Movie Review: Total Recall / Cert: 12A / Director: Len Wiseman / Screenplay: Kurt Wimmer, Mark Bomback / Starring: Colin Farrell, Kate Beckinsale, Jessica Biel, Bryan Cranston / Release Date: Out Now
In a grey, drizzly future which looks suspiciously like Amsterdam’s Red Light district, a bored factory worker heads to a place called ‘Total Rekall’, where they promise to implant exciting (but fake) memories deep in his mind. “Ooh,” says this factory worker, who looks a lot like Colin Farrell, “I’ll have the plot of Total Recall please.”
And so Colin Farrell gets to be Arnold Schwarzenegger for the day, replaying the plot of Total Recall as dictated by someone who only saw the first half. Len Wiseman’s re-imagining (a term that itself sounds like a line from a Philip K. Dick story) purports to be an adaptation of the story We Remember it for You Wholesale rather than a remake of the 1990s sci-fi classic, but frankly, they’re fooling no one. Throughout the first half, whole scenes are repeated almost verbatim. Only this time with added lens flare. There’s a lot of lens flare in the future, even in Douglas Quaid’s apartment, which has as much of it going on as the bridge of the starship Enterprise.

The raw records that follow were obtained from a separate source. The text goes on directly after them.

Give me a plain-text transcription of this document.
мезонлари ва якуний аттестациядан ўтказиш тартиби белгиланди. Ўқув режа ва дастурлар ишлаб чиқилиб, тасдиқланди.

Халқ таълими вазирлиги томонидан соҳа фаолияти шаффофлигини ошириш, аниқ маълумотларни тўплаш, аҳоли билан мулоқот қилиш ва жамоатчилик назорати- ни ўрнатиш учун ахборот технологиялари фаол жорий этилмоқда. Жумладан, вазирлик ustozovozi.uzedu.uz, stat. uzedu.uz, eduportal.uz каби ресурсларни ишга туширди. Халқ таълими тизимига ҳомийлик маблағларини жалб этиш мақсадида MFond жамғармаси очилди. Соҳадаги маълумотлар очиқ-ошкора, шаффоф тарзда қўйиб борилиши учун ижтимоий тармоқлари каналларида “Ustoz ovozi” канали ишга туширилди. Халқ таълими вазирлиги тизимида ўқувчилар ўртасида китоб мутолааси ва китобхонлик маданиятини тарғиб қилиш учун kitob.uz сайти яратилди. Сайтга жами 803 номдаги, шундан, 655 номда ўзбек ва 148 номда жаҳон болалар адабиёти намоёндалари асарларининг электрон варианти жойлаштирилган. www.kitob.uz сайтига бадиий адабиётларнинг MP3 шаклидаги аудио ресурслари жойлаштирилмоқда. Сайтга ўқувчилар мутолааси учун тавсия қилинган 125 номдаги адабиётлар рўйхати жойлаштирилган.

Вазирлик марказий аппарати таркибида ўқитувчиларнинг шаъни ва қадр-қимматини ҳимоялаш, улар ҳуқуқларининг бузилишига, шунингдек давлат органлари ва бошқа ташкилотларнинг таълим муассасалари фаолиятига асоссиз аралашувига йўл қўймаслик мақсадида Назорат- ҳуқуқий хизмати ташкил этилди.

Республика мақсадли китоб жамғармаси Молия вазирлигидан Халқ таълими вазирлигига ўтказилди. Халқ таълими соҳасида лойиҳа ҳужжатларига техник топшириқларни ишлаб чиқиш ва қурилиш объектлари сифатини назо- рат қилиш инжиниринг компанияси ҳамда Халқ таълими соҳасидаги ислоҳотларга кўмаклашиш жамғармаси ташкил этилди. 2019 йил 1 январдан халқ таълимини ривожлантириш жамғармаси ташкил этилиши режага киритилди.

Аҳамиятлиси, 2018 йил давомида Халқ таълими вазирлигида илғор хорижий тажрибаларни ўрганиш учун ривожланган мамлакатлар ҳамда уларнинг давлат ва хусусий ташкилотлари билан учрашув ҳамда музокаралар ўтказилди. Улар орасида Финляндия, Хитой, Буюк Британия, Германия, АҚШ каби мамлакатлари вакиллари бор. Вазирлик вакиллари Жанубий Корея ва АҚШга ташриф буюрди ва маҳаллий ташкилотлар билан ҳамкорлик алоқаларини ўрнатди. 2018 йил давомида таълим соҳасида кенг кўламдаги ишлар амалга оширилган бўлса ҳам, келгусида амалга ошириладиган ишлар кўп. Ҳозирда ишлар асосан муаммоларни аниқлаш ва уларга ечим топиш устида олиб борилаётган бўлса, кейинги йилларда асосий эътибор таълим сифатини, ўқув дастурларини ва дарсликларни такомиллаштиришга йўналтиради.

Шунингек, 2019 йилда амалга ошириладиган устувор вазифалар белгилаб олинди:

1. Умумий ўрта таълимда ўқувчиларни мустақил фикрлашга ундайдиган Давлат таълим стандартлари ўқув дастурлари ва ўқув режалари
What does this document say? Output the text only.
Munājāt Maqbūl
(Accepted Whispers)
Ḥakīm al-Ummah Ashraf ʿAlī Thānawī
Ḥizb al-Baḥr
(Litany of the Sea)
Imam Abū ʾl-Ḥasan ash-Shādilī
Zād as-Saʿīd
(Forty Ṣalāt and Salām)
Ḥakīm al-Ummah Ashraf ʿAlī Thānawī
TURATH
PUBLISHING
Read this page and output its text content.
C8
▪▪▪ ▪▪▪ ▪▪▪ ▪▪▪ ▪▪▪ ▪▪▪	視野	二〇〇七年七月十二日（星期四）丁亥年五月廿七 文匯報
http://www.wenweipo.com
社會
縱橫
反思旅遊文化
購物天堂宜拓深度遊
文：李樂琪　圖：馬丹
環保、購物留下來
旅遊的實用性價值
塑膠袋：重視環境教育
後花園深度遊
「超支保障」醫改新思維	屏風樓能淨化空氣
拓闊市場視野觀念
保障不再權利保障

The first half is more or less the same as Verhoeven’s version, complete with the various twists and turns therein. Where it differs is in what has been left out later on. There’s no Mars, no mutants and, sadly, no space suffocation scenes. The 12A rating means that nobody’s eyeballs at any point pop out of their skulls. Not once does Colin Farrell pull an enormous pulsating tracking device from his nose (although the removal of his ‘hand phone’ looks reasonably painful). The violence has been toned down massively, with Quaid obliterating masses of iPhone lookalike androids instead of any human threat.
And yet, against all odds, Total Recall is a lot of fun. Its depiction of an overcrowded future looks great. The film has a number of nifty gadgets at its disposal (bondage guns, oh my!) while its scenes set upon ‘The Fall’ are very well played. In a beefed up role as Quaid’s she-Terminator wife, Kate Beckinsale steals the show. As she doles out kicking after kicking to Colin Farrell and Jessica Biel, her impressive physicality from Underworld comes in handy. Farrell doesn’t have Arnie’s blunt force charisma, but he’s a sympathetic lead. While Jessica Biel’s love interest feels perfunctory, it’s Bryan Cranston who disappoints the most. Given very little to work with, his critical high from Breaking Bad seems so very far away. There’s not even any reason for him to be there, given the amount of underlings he has at his disposal.
Total Recall is an entertaining sci-fi thriller with excellent visuals and solid action scenes. It’s a very pleasant surprise and entirely watchable, reminiscent of other sci-fi blockbusters such as I, Robot and Minority Report. It’s immediately, harmlessly forgettable, which, for a film called Total Recall, is delightfully ironic.